Accountability for Specialists
By Frank L. Miller
My home state is in the process of developing a system to evaluate specialists: school psychologists, speech pathologists, guidance counselors, and others. Despite the fact that we are very much in demand, as evidenced by our crowded calendars and warm greetings when we arrive on site (“Boy am I glad to see you!”), we still have to demonstrate to the bean counters that we are worth what they are paying us. For years we were evaluated using teacher criteria: how we developed our “lesson plans” and how we managed our “classrooms.” Then they moved to measure planning and preparation, professional practice and delivery of service, professional consultation and collaboration, professional responsibilities, and last but certainly not least, student improvement. We could relate to all of these constructs, but student improvement? Was there a straight line between what we did everyday with a student and improved test scores?
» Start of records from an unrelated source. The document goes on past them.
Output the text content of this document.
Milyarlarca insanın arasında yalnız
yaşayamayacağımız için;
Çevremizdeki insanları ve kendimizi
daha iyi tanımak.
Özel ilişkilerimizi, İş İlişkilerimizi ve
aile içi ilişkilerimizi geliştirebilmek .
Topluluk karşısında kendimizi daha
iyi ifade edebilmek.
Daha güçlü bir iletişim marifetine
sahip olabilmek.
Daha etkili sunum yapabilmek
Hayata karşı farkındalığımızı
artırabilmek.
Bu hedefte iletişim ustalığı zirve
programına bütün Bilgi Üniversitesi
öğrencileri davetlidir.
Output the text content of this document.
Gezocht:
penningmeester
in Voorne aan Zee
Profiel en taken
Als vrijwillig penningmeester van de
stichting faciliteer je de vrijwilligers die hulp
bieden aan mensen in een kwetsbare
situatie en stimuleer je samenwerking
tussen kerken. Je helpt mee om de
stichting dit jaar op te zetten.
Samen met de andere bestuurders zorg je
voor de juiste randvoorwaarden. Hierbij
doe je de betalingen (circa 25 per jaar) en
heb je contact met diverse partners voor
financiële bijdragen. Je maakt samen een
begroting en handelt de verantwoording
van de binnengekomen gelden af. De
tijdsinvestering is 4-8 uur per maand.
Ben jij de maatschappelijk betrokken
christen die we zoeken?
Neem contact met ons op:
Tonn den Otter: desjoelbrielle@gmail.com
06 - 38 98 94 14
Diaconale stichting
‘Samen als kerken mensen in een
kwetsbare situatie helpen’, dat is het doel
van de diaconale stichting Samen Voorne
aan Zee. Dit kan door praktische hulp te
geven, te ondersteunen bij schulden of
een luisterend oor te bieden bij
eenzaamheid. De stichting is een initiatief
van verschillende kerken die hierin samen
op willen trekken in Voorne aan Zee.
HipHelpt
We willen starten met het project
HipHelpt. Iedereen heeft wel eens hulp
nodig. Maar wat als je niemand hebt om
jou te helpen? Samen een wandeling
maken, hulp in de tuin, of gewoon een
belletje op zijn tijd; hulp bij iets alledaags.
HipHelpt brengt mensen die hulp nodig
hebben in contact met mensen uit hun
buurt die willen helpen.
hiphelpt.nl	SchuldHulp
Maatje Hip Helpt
I never had any problem with the first four requirements: I have always been well prepared; I am well trained and have decades of experience in how I do what I do; I live for my opportunities to work with colleagues; and I communicate clearly and professionally with students, parents, teachers, and even administrators. The last component was never automatic; I had to stop and think about it every year. Who was I going to work with, and monitor, to demonstrate how my direct services had a positive impact on a student or students? One year, I followed a group of special education students who were involved in reading interventions. I provided follow-up tutoring, reinforcing lessons taught in class, and then quizzed them. The following year I targeted several “frequent fliers,” students with attendance and discipline issues whom I took under my wing. I met with them every week and talked about expectations and how they had met them since the previous session. They demonstrated a dramatic drop in referrals for attendance problems and discipline. Grades also improved.
And just when you think you have it made … they’re changing things yet again. Now we have to have real data, data subjected to statistical analysis like effect size and PND (for those of you who have conveniently forgotten most of what you learned in statistics, Percentage of Nonoverlapping Data Points). Next year, I will most likely have to select one or more students (my students) and treat them, and then measure the impact of my efforts across six exemplars (three behavioral/ three academic). And … not only will I be judged by their response to my interventions, to use a familiar term, but also by whether or not they met AYP. Personally, I’ve never met an AYP I didn’t like, but for many, if not most of “my” students, AYP might just as well stand for “A Yearly Pilgrimage” or an attempt to make it through another year in school without feeling completely at a loss. Sorry to say, but for many of “our kids,” they haven’t seen a year’s growth in the last 5, and to expect them to miraculously overcome all their obstacles to learning as 2014 approaches when all good children will be on level is one of the— no not one—is the most ridiculous concept I have run into over a long (36-year) career. So, maybe it’s good that next year will be my last year in public education, because I don’t expect to get any younger, I don’t expect to get any smarter, and I certainly don’t expect all my kids—those with or without disabilities—to suddenly meet all the expectations placed upon them by well-meaning but seriously misguided individuals. I’ll gladly sit on the sidelines and watch. Or maybe I will become even more outspoken, freed from the shackles of a paycheck.
Frank L. Miller, NCSP, is a school psychologist at Central Elementary School in the Lake Forest School District in Felton, DE.